The Trial is presented in a 1.66:1 widescreen transfer, which is not enhanced for widescreen televisions. The box lists this as 1.85:1, but it looks closer to 1.66:1 and as that is the intended aspect ratio, I think that’s the case. The image here is much like on The Stranger, where softness is more present than I’d like, but the print looks cleaner than expected. It is a tradeoff to be sure, but one that I think is worthwhile. I do wish FocusFilm had given this an anamorphic treatment however, as that could have improved the visuals even more. Even so, this is a solid, but flawed presentation and for those interested, it should be more than adequate.

Audio: How does it sound?

Both films feature new Dolby Digital 5.1 surround mixes, but sadly, the original mono versions are not included here. The audio is not bad by any means, but these movies simply don’t need the remix treatment, the mono options would have most welcome. The surround use is not too gimmicky, but you can tell the mixes aren’t the originals, without a doubt. I heard no serious problems with either film, but I am still unsure why these new mixes were minted, especially without including the original soundtracks. I am knocking this one half a point for the obvious oversight, but in the end, both mixes are acceptable and better than expected.

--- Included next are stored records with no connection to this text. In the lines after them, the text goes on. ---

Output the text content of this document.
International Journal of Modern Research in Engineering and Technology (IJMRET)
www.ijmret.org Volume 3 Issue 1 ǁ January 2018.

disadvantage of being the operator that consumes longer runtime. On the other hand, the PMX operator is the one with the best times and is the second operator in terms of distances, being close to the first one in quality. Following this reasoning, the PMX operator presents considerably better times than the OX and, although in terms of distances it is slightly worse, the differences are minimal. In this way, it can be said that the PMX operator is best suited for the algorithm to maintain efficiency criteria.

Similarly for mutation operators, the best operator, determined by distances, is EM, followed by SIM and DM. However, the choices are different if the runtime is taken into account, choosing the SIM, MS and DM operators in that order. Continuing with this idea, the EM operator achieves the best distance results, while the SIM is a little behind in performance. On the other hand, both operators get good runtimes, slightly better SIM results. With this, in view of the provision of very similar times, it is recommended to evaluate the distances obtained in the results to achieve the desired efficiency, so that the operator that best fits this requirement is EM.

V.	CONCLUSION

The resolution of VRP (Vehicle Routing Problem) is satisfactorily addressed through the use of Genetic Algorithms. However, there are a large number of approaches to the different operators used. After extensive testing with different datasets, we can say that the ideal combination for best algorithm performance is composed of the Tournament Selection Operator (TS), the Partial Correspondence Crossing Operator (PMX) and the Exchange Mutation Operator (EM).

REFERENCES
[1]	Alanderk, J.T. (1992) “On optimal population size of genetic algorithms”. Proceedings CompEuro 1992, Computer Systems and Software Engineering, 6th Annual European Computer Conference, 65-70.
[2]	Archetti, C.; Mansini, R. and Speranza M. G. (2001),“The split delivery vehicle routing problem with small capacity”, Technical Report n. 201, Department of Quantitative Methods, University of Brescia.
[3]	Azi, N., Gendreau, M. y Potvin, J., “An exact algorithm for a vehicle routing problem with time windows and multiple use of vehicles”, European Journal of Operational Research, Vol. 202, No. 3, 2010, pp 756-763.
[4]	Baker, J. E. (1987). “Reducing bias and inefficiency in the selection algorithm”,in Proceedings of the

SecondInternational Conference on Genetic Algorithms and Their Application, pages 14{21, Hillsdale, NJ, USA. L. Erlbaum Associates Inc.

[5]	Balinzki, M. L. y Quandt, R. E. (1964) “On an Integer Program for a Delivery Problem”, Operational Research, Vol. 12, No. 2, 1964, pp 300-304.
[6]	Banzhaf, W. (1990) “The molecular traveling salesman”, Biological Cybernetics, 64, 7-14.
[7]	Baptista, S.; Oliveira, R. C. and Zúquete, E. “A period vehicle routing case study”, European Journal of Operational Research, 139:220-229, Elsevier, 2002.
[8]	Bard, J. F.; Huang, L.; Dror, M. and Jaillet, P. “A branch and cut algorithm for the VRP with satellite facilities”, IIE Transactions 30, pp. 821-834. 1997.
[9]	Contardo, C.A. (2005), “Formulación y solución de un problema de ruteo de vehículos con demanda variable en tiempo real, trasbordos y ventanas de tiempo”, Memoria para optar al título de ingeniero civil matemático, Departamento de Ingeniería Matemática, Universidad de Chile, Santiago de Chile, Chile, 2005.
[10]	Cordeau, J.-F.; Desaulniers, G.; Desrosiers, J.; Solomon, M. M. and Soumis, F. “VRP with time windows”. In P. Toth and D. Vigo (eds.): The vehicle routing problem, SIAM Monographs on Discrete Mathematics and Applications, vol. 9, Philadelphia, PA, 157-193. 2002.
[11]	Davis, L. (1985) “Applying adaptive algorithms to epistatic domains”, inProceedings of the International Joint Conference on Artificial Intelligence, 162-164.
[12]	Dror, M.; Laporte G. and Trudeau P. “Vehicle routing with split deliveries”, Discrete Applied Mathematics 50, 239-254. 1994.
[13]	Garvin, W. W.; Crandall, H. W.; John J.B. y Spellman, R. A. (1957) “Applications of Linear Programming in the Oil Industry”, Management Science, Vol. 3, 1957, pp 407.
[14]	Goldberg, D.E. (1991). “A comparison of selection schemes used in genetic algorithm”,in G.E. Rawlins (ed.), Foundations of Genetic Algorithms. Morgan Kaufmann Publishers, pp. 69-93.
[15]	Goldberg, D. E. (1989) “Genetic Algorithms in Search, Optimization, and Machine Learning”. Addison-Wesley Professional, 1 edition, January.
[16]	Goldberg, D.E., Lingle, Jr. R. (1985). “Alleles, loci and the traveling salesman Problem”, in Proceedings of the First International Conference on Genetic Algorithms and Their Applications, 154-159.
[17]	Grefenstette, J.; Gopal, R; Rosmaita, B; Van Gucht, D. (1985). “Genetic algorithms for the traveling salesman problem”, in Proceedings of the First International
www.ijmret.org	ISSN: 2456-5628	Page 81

Supplements: What are the extras?

This set includes audio commentaries on both films from film critic Jeffrey Lyons, who shares his thoughts & some history on the pictures. Lyons is an energetic speaker and never slows down much, so there’s lots to be gleaned from his sessions. I do think some might be annoyed by his approach at times, but I found both tracks to be informative & worthwhile. Next is a twenty minute featurette that sheds some light on how both films were made, as well as a peek at the restoration process used for this release. Hearts of Age was Welles’ first film and it is silent, though Lyons’ comments are forced over the duration. I simply muted the television to hear the intended silence, but I think a silent option should have been included. This set also includes some still photographs, as well as theatrical trailers for both movies.